Top critical review
Good Book, but Failed to Meet High Expectations
Reviewed in the United States on February 10, 2019
My coworkers tended to describe this book as the New Testament. Working as a Rails Developer, I had heard Sandi Metz mentioned in passing at least a dozen times before I started reading this book. This book was offered to me with a very high set of expectations, and I do not feel that those expectations were entirely merited.
My reading experience suffered from three key aspects:
(1) Like any author, Metz had to choose some kind of raw material for her examples. She chose... biking (ahem, cycling). This carries a lot of baggage on the West Coast—something akin to choosing horseback riding or fine wines. The decision to use cycling as the cultural center of the book left a really bitter taste in my mouth.

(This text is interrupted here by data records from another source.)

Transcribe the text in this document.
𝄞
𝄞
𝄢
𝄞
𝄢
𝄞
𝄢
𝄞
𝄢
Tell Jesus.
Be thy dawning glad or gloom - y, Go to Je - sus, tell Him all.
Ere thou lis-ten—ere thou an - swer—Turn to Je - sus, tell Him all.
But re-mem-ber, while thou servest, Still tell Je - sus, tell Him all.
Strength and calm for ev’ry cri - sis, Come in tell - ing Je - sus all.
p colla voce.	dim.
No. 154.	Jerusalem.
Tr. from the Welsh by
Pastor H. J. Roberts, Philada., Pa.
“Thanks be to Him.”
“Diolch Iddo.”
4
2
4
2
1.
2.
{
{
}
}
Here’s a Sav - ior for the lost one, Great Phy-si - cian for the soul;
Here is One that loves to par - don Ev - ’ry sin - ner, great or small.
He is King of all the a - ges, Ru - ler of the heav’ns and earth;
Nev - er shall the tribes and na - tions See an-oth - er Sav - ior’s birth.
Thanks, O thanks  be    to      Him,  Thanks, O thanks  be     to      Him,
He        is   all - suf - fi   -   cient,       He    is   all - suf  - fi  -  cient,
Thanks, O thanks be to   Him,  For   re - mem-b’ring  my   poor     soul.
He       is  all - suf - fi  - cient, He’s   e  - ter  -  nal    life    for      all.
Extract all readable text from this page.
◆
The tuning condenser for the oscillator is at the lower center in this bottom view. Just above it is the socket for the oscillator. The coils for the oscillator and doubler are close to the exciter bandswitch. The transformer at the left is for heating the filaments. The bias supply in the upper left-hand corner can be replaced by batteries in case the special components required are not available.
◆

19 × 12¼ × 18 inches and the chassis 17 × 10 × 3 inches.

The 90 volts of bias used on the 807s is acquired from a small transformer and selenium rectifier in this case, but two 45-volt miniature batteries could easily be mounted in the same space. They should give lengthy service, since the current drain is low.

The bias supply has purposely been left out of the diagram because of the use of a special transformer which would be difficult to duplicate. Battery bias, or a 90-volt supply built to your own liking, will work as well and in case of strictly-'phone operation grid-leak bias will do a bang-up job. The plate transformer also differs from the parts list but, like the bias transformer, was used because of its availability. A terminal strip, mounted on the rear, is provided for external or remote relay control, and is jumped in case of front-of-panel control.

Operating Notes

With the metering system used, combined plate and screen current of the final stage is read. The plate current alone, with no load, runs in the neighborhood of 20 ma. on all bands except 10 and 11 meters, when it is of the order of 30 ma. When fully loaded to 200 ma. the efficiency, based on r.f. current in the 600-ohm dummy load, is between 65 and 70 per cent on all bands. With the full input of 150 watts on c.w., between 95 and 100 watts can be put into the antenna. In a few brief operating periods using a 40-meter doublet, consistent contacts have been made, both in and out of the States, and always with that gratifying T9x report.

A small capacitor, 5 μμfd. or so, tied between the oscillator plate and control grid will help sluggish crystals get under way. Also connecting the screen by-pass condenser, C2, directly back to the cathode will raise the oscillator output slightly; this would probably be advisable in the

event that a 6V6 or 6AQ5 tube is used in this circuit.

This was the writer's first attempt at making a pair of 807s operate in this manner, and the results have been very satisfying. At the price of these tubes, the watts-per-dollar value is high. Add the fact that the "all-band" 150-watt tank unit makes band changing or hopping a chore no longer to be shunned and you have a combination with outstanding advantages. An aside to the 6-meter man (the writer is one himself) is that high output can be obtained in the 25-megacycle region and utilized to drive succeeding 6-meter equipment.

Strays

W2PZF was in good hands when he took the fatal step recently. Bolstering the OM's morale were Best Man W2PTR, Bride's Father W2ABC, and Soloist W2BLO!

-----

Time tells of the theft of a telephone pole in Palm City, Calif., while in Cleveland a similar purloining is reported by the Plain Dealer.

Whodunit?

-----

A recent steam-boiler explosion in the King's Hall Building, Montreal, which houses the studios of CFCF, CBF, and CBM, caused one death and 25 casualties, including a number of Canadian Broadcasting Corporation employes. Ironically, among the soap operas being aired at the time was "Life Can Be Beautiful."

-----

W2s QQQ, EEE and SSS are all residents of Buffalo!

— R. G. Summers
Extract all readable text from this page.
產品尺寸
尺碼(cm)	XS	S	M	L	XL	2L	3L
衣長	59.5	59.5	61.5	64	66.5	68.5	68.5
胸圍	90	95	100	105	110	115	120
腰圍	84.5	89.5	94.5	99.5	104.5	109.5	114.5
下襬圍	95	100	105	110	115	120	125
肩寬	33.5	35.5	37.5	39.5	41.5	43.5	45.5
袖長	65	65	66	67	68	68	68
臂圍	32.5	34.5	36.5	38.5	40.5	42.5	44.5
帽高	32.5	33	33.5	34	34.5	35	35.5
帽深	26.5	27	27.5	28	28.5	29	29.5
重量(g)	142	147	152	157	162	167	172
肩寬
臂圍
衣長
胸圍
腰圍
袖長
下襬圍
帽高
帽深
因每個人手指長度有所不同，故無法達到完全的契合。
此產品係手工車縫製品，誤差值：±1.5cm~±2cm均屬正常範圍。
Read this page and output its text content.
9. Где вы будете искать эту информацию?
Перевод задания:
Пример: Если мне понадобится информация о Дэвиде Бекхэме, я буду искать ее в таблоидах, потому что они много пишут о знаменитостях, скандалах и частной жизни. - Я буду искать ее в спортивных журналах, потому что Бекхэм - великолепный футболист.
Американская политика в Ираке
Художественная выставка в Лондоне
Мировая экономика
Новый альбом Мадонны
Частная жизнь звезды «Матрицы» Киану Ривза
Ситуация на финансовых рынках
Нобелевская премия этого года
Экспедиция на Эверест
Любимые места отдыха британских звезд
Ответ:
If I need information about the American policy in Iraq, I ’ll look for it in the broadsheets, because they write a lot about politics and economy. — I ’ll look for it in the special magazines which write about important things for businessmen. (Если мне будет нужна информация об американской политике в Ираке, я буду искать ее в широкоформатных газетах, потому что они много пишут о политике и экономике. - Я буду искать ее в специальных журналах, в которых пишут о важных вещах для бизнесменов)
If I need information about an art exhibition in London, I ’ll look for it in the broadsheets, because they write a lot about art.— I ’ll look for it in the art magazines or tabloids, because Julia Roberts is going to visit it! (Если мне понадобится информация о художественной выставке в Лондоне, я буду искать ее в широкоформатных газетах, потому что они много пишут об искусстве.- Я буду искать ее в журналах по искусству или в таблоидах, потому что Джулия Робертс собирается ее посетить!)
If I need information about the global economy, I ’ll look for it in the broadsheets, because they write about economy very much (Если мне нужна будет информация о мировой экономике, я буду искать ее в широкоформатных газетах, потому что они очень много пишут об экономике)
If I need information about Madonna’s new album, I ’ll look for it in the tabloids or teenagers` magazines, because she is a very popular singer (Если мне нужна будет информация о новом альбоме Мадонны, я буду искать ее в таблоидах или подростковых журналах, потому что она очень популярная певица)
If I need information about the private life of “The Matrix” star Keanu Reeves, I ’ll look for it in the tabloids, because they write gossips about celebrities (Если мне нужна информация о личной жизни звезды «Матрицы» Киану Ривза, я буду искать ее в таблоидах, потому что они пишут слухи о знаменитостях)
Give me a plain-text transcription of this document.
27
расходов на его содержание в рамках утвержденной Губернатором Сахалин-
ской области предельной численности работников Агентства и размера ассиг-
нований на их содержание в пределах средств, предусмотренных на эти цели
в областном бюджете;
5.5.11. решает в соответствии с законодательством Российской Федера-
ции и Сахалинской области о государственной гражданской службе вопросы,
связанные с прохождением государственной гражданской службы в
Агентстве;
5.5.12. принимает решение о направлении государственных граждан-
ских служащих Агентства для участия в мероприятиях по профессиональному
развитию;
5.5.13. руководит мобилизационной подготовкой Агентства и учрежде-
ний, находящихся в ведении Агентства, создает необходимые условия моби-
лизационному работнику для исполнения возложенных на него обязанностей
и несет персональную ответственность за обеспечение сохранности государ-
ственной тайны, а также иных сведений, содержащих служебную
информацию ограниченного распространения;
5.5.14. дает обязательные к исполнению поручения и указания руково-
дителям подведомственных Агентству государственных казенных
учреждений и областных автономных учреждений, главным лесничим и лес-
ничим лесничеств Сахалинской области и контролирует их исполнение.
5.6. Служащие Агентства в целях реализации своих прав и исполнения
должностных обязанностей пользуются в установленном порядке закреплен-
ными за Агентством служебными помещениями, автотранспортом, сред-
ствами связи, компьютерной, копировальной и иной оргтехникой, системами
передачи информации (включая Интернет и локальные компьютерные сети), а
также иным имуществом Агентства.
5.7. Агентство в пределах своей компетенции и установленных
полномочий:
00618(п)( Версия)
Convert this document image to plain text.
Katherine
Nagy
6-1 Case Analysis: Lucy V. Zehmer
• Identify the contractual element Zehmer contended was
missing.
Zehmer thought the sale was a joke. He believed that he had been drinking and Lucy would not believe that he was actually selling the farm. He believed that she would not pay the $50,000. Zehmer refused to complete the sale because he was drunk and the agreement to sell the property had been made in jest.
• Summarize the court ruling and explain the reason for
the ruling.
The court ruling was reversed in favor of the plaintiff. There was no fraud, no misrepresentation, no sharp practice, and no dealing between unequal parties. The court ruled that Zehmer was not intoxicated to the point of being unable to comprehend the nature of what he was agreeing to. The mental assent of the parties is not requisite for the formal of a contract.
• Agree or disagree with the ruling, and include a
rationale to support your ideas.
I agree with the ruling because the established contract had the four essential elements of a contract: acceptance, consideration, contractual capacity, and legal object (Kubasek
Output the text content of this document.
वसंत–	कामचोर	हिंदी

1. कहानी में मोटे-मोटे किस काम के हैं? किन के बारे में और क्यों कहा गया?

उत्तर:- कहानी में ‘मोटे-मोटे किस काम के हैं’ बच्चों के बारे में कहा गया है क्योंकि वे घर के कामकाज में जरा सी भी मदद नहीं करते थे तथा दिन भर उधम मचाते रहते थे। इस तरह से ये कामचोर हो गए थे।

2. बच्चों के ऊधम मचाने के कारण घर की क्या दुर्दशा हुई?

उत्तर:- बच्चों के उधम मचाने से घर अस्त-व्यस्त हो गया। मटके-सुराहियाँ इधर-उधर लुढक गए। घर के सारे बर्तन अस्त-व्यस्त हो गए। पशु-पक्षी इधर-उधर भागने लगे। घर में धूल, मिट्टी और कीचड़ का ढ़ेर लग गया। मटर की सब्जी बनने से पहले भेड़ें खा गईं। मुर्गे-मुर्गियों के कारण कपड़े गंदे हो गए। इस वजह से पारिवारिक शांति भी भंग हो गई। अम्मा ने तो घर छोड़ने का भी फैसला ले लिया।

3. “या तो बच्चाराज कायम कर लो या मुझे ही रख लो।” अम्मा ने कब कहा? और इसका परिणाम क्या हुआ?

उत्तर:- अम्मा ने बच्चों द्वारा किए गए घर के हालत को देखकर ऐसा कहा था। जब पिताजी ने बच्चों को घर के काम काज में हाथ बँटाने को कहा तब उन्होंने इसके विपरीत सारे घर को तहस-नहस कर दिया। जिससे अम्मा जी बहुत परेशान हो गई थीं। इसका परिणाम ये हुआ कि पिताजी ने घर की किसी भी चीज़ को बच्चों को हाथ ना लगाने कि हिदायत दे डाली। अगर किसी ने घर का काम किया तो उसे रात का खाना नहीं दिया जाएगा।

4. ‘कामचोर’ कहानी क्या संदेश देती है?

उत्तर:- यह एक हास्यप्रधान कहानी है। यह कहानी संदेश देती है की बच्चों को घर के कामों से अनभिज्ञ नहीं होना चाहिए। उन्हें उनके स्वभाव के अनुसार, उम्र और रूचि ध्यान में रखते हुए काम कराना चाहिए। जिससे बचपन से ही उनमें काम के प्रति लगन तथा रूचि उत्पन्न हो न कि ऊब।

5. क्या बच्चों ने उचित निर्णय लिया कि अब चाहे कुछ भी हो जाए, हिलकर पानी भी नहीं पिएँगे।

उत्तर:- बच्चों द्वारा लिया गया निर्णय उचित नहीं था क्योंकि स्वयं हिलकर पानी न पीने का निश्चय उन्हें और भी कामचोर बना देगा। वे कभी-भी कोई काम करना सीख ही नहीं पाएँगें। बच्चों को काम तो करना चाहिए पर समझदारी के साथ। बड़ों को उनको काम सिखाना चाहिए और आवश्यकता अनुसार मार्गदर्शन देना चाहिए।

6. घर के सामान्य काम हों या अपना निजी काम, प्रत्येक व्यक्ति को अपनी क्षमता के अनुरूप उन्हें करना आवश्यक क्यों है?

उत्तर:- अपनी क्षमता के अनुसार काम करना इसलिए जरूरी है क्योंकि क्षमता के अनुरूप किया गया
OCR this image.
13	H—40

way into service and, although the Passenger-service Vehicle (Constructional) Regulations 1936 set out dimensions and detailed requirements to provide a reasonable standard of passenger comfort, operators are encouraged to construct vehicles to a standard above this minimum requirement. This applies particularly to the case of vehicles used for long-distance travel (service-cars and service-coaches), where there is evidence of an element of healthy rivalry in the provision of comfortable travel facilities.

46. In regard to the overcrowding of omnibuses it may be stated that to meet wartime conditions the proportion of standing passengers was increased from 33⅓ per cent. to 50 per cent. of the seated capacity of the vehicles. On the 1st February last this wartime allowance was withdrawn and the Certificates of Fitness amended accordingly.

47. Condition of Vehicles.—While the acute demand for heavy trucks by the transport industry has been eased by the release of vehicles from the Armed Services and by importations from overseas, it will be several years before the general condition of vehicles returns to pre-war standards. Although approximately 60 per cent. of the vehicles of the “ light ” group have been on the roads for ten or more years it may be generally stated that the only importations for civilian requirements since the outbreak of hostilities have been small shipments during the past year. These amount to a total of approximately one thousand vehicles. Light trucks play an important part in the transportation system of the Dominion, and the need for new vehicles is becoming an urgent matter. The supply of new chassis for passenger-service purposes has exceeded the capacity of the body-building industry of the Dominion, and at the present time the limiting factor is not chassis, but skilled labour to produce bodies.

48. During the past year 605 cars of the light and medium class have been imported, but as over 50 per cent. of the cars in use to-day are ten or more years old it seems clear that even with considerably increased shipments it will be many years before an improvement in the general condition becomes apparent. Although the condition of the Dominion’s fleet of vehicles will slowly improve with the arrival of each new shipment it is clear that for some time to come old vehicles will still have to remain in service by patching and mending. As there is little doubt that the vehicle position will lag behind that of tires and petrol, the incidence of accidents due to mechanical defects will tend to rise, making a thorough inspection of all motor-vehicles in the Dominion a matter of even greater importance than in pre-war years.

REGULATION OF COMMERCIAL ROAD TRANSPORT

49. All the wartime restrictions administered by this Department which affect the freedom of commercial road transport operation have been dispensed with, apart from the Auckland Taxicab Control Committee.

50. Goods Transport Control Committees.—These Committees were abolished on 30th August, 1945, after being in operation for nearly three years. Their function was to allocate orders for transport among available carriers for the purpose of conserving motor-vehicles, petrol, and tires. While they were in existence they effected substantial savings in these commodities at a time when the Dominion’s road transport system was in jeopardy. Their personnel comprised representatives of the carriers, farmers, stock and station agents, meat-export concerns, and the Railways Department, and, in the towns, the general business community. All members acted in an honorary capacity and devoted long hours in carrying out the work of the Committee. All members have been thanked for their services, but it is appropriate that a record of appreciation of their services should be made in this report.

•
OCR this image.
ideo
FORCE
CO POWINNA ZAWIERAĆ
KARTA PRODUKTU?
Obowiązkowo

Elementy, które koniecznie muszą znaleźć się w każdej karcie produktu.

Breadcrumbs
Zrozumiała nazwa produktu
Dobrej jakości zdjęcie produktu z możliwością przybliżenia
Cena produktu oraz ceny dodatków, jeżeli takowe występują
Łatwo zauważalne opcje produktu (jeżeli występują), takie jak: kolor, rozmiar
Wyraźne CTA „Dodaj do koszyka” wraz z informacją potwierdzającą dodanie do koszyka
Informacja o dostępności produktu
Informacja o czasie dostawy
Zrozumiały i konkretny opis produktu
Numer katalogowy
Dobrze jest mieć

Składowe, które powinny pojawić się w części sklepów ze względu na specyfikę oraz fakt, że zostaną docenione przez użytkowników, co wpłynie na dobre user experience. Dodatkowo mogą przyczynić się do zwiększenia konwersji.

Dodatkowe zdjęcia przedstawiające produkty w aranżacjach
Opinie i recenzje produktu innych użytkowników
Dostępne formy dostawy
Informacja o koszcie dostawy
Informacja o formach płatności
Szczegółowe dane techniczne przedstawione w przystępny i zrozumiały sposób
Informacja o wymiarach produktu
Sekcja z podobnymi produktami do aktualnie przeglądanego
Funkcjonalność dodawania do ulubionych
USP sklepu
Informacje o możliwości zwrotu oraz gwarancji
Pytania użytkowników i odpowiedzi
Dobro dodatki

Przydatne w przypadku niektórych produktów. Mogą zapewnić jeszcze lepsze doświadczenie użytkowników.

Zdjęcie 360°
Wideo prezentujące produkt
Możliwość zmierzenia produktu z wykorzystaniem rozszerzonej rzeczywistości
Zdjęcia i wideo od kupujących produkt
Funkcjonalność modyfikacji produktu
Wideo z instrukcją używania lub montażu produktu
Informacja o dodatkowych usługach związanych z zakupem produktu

The examples felt unapproachable and niche. It's easy to think about the Inheritance pattern that attends the animal, the dog and the golden retriever. It is more than a little self absorbed to think that most of your readers are going to get out of bed for discussions about tape color, recumbent mountain bikes and chain sizes.
(2) Metz uses sentence structure that feels overly complicated. The comparison that comes to mind is Aristotle. There were a large number of sentences that I needed to reread. I can only imagine what a slog this book would be for an ESL reader.
(3) The spacing and visual style of the code examples were unattractive and unapproachable. This book is six years old but looks like it was written in 1992.
The wisdom in this book is absolutely worthy of a 5-star review and I am a stronger engineer for having read it. For engineers working with Ruby, I am not sure that there is a better resource for learning OOP design patterns. That said, this is not the Bible of OOP for developers in all languages. If you are a Swift or Kotlin or C++ developer, look elsewhere.